Além disso, o governo russo parece ter a intenção de continuar a proteger e desenvolver sua base de fabricação doméstica. A Rússia negociou um declínio gradual dos direitos para a maioria dos veículos, mantendo a sua atual política industrial; o Decreto 166, que concede isenção de impostos à importações de peças para montadoras que atendem aos requerimentos de produção local e de abastecimento. O governo também parece estar considerando outras medidas de proteção para sua indústria nacional, incluindo uma "taxa de reciclagem", que parece configurada para atingir veículos importados com taxas que, em grande medida, substituiriam a queda nas tributações de importação.
Impacto da tributação
De acordo com um relatório recente da Troika Dialog, o maior banco de investimento privado da Federação Russa, as tarifas sobre automóveis novos de passageiros mudará gradualmente ao longo dos próximos seis anos, começando com uma queda imediata nos níveis atuais de 30-35% para 25%, e uma redução adicional de 15% quando do seu cumprimento integral até 2018. Tarifas sobre novos VCL importados, porém, cairão do atual 25% a 10%, em 5% na adesão, uma vez que o cumprimento integral for alcançado. Tarifas de importação de VCL usados cairão entre 30% e 10%.

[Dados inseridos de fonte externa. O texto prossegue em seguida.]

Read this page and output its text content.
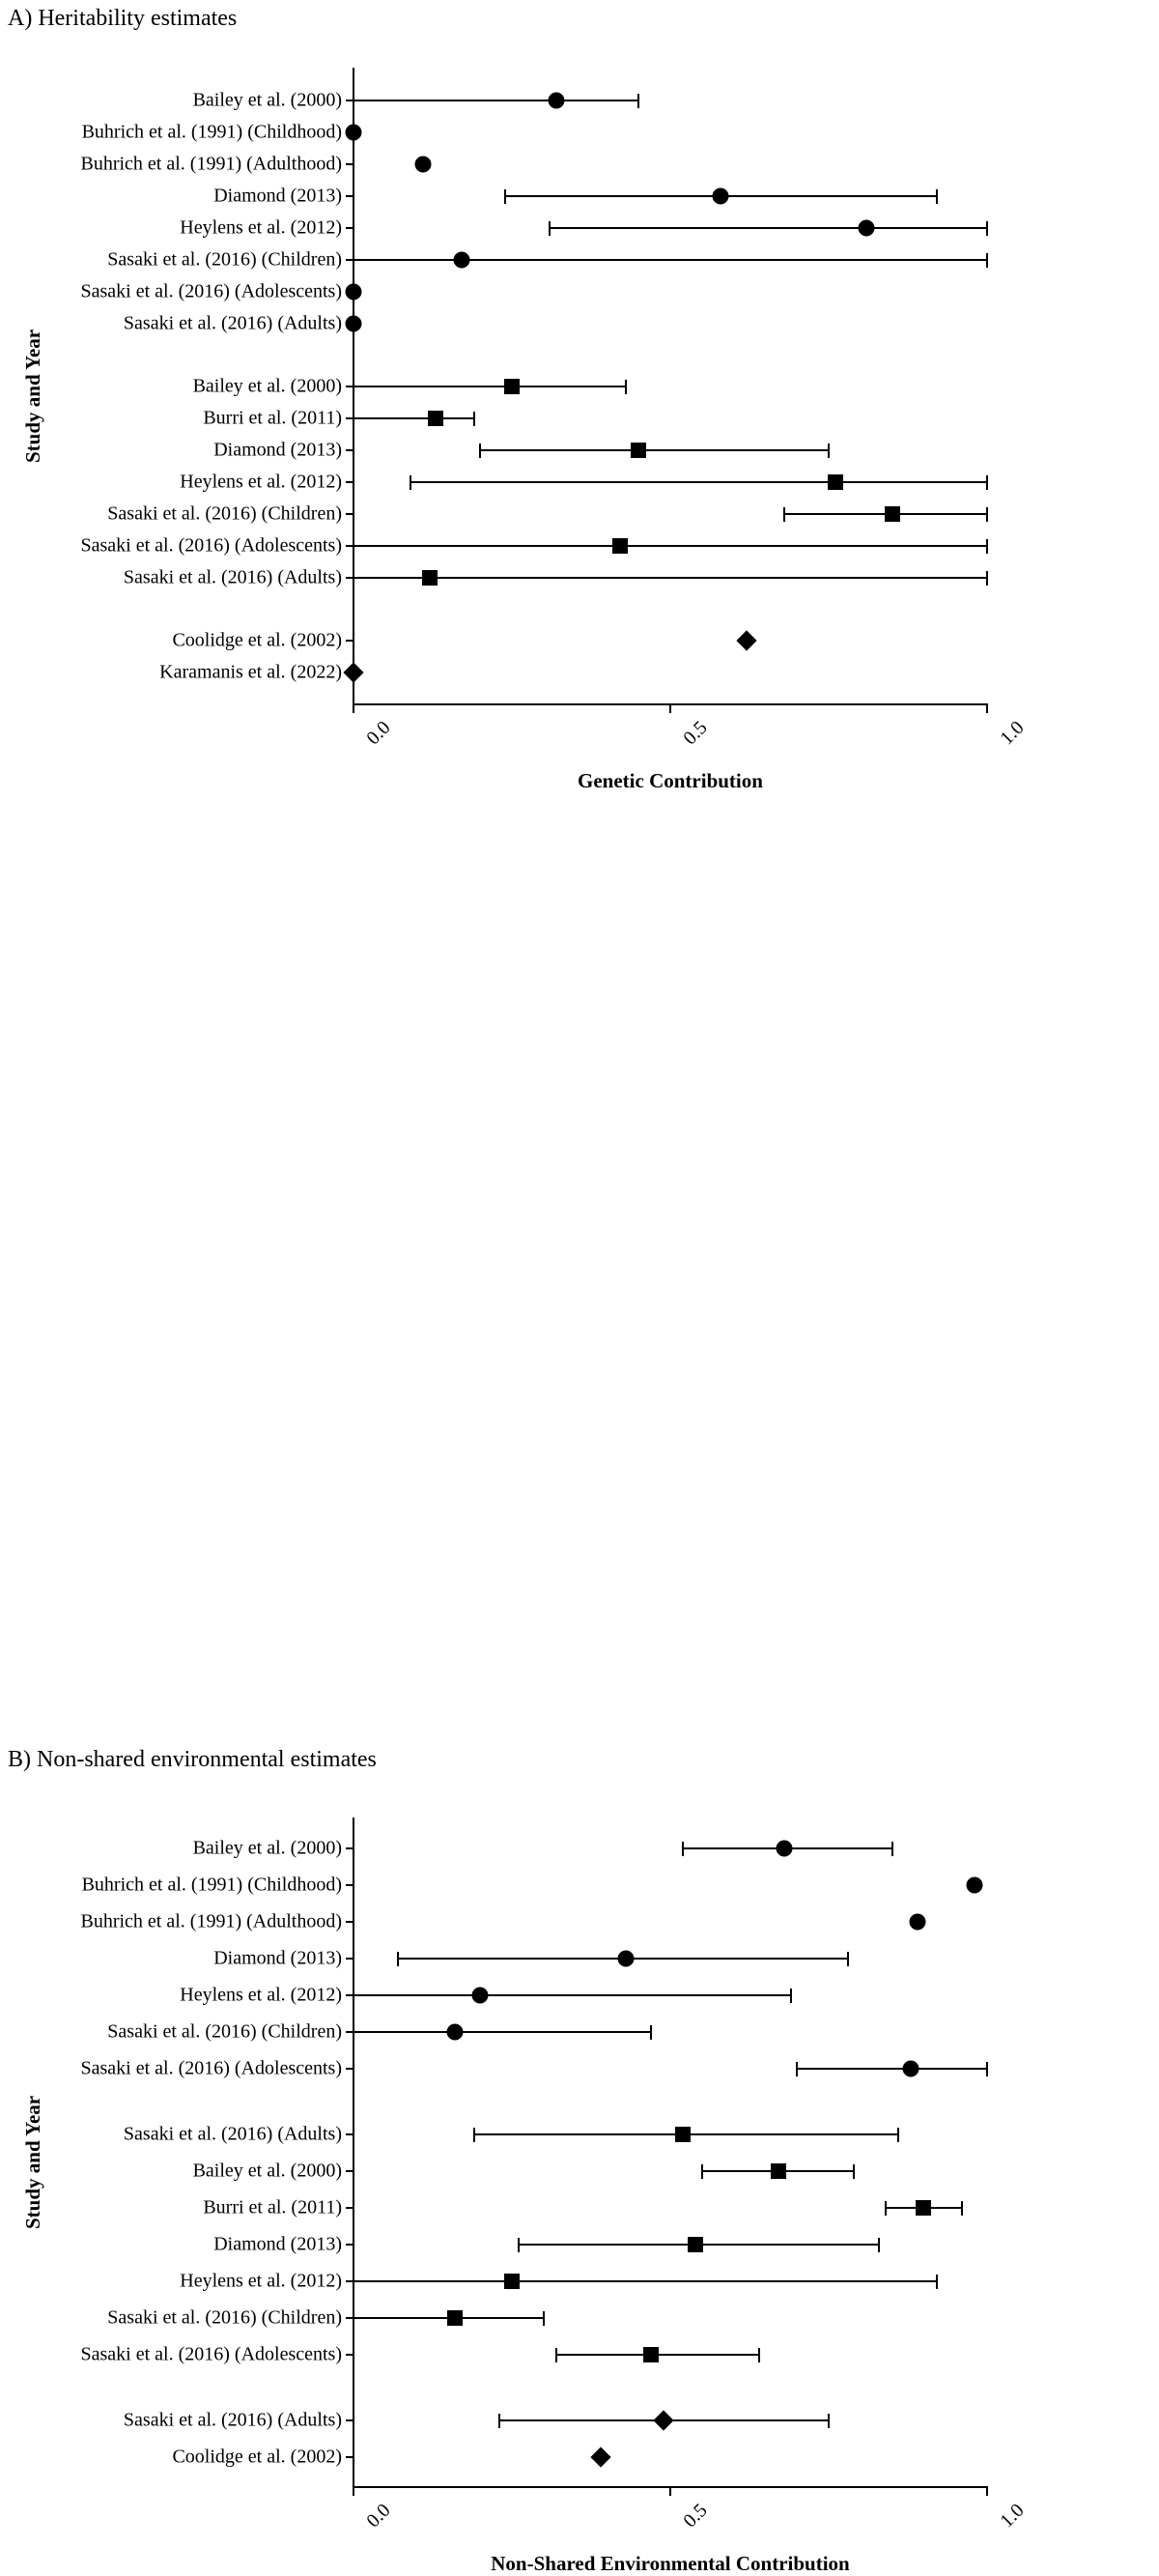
A) Heritability estimates
Bailey et al. (2000)
Buhrich et al. (1991) (Childhood)
Buhrich et al. (1991) (Adulthood)
Diamond (2013)
Heylens et al. (2012)
Sasaki et al. (2016) (Children)
Sasaki et al. (2016) (Adolescents)
Sasaki et al. (2016) (Adults)
Bailey et al. (2000)
Burri et al. (2011)
Diamond (2013)
Heylens et al. (2012)
Sasaki et al. (2016) (Children)
Sasaki et al. (2016) (Adolescents)
Sasaki et al. (2016) (Adults)
Coolidge et al. (2002)
Karamanis et al. (2022)
0.0	0.5	1.0
Genetic Contribution
Study and Year
B) Non-shared environmental estimates
Bailey et al. (2000)
Buhrich et al. (1991) (Childhood)
Buhrich et al. (1991) (Adulthood)
Diamond (2013)
Heylens et al. (2012)
Sasaki et al. (2016) (Children)
Sasaki et al. (2016) (Adolescents)
Sasaki et al. (2016) (Adults)
Bailey et al. (2000)
Burri et al. (2011)
Diamond (2013)
Heylens et al. (2012)
Sasaki et al. (2016) (Children)
Sasaki et al. (2016) (Adolescents)
Sasaki et al. (2016) (Adults)
Coolidge et al. (2002)
0.0	0.5	1.0
Non-Shared Environmental Contribution
Study and Year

No domínio dos transportes, as tarifas médias de transporte e equipamentos de transporte é de 8.3% (mas pode ser tão alta quanto 20%). Isto cairá para uma média de 7.6%. Isso se aplica a uma vasta gama de equipamento de transporte, tais como contêineres e equipamentos de manuseio e, de acordo com o relatório da Troika, deve beneficiar as empresas que operam em portos e em outras áreas do setor de transportes, as quais importam equipamentos ou onde o equipamento doméstico terá de ser fixado a preço mais baixo para competir com as importações.
Gaz aceita o desafio
Troika Dialog previu um impacto negativo em particular para Gaz, que detém uma quota do mercado doméstico de veículos comerciais ligeiros de 50%. O banco manifestou mais otimismo para as montadoras russas, as quais acredita que se beneficiarão do investimento estrangeiro direto, como o investimento da Renault Nissan em Avtovaz, fabricante do Lada, e do empreendimento conjunto Sollers com a Ford.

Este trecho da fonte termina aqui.